Se l’alimentazione è basata su cibo troppo raffinato o spazzatura, niente movimento o attività sportiva, dipendenze di ogni tipo, allora è un po’ più faticoso innescare all’improvviso il processo di autoguarigione. Bisogna lavorare su tutti questi punti e molti altri ancora. 

Nel mio caso, forse avevo bisogno di qualche integratore, un aumento di vitamine e minerali.

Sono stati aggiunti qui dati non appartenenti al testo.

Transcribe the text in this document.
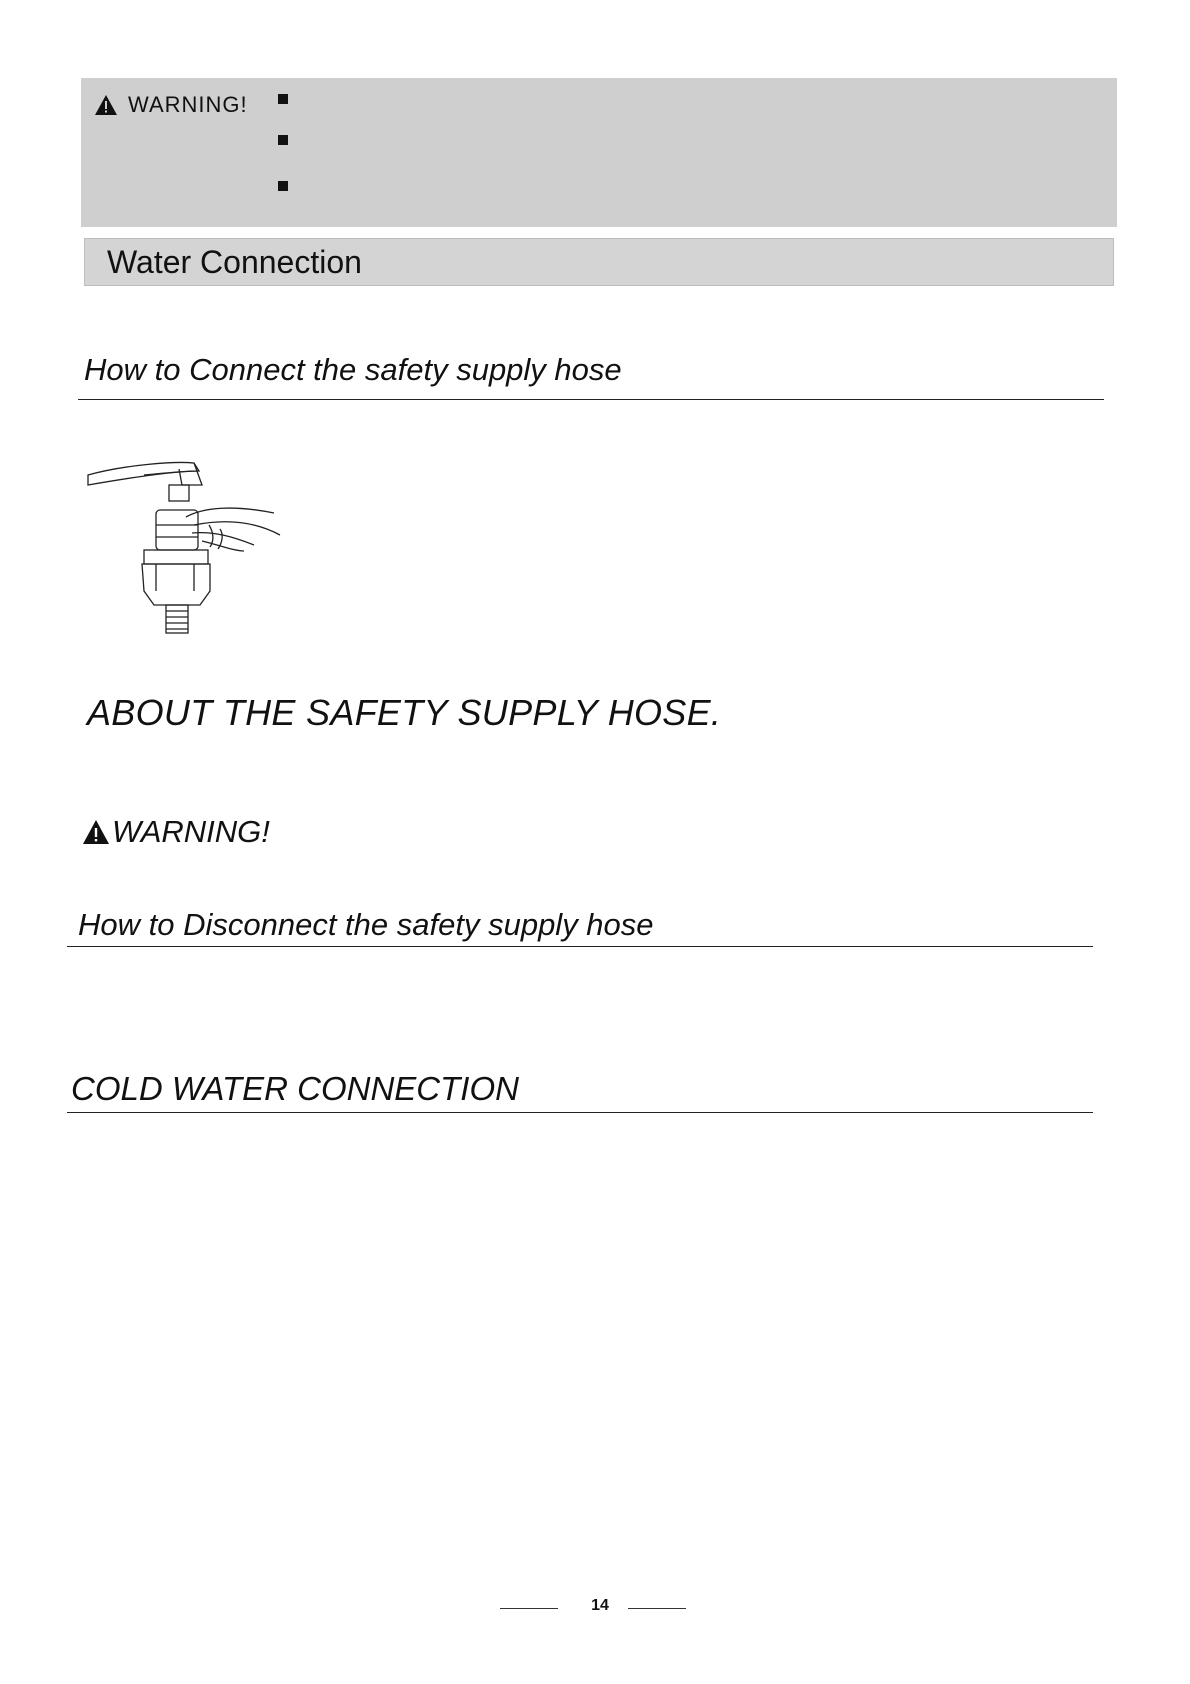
WARNING!
Water Connection
How to Connect the safety supply hose
ABOUT THE SAFETY SUPPLY HOSE.
WARNING!
How to Disconnect the safety supply hose
COLD WATER CONNECTION
14
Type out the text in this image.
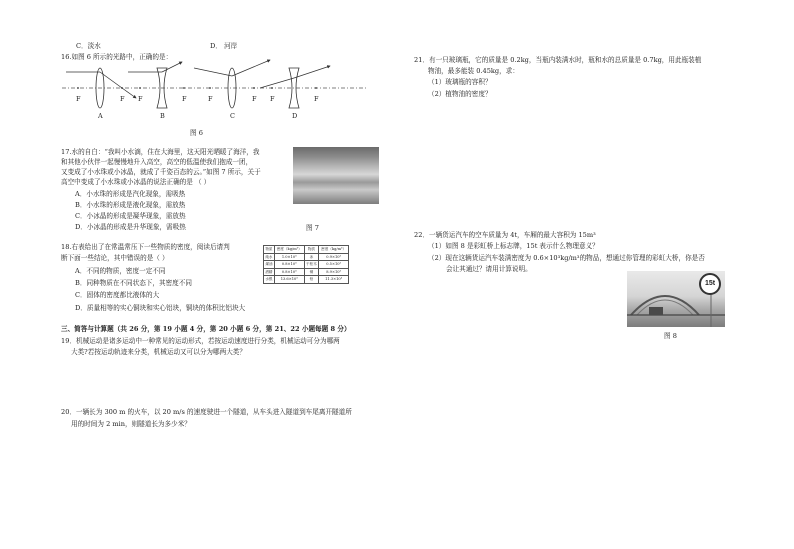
C．淡水	D． 河岸
16.如图 6 所示的光路中，正确的是：
F	F F	F	F	F F	F
A	B	C	D
图 6
17.水的自白：“我叫小水滴，住在大海里，这天阳光晒暖了海洋，我
和其他小伙伴一起慢慢地升入高空，高空的低温使我们抱成一团，
又变成了小水珠或小冰晶，就成了千姿百态的云。”如图 7 所示，关于
高空中变成了小水珠或小冰晶的说法正确的是 （ ）
A．小水珠的形成是汽化现象，需吸热
B．小水珠的形成是液化现象，需放热
C．小冰晶的形成是凝华现象，需放热
D．小冰晶的形成是升华现象，需吸热	图 7
18.右表给出了在常温常压下一些物质的密度，阅读后请判
断下面一些结论，其中错误的是（ ）
A．不同的物质，密度一定不同
B．同种物质在不同状态下，其密度不同
C．固体的密度都比液体的大
D．质量相等的实心铜块和实心铝块，铜块的体积比铝块大
物质	密度（kg/m³）	物质	密度（kg/m³）
纯水	1.0×10³	冰	0.9×10³
煤油	0.8×10³	干松木	0.5×10³
酒精	0.8×10³	铜	8.9×10³
水银	13.6×10³	铅	11.3×10³
三、简答与计算题（共 26 分，第 19 小题 4 分，第 20 小题 6 分，第 21、22 小题每题 8 分）
19．机械运动是诸多运动中一种常见的运动形式，若按运动速度进行分类，机械运动可分为哪两
大类?若按运动轨迹来分类，机械运动又可以分为哪两大类？
20．一辆长为 300 m 的火车，以 20 m/s 的速度驶进一个隧道，从车头进入隧道到车尾离开隧道所
用的时间为 2 min，则隧道长为多少米？
21．有一只玻璃瓶，它的质量是 0.2kg，当瓶内装满水时，瓶和水的总质量是 0.7kg，用此瓶装植
物油，最多能装 0.45kg，求：
（1）玻璃瓶的容积？
（2）植物油的密度？
22．一辆货运汽车的空车质量为 4t，车厢的最大容积为 15m³
（1）如图 8 是彩虹桥上标志牌，15t 表示什么物理意义？
（2）现在这辆货运汽车装满密度为 0.6×10³kg/m³的物品，想通过你管理的彩虹大桥，你是否
会让其通过？请用计算说明。
15t
图 8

Sappiamo tutti però che molti disturbi e malattie sono di origine psicosomatica.

Dovevo lavorare di più sui miei pensieri, sulle emozioni, sul significato del mio dolore, sul potere che ha la nostra mente nel processo di guarigione e affidarmi alla meditazione, attualmente sostenuta e affiancata alle terapie anche in molte cliniche.

Mi stavo imbarcando in un’azione in cui credevo ma che non avevo ancora sperimentato fino in fondo. Ho lavorato duramente, ero stanca mentalmente, ma anche per la stessa posizione in un tempo che mi sembrava infinito. Mi rilassavo addormentandomi.  

Dopo aver faticato a rialzarmi per una nuova tisana, spalmavo di nuovo la pomata. Ricordo che in serata, misi un po’ di musica classica rilassante, così mi addentrai ancora una volta nel mondo della possibile autoguarigione. 

 

 

 

 

 

 

La mente è favolosa, e forse il mio organismo aveva la capacità di riprendersi. A prescindere dalla pomata, dalle tisane e dal massaggio, credo basilarmente che ci sia una capacità innata in ciascuno di noi di ritrovare l’equilibrio. Forse, bisognerebbe credere che abbiamo tutti questa possibilità e che il processo di guarigione è innanzitutto nelle nostre mani. 

Dobbiamo prenderci del tempo per la cura.

 

Dopo due giorni, sono uscita dal dolore come da un sogno. 

Doccia e colazione.  Lentamente mi preparavo ad uscire per respirare il freddo secco e tornare alla vita con una nuova energia e soprattutto una nuova esperienza. Comunicai agli amici che stavo bene. Ne parlai con un’amica che credeva fermamente in quello che le avevo raccontato.

Ora lo racconto e lo scrivo per voi, perché tutti ci possiamo provare.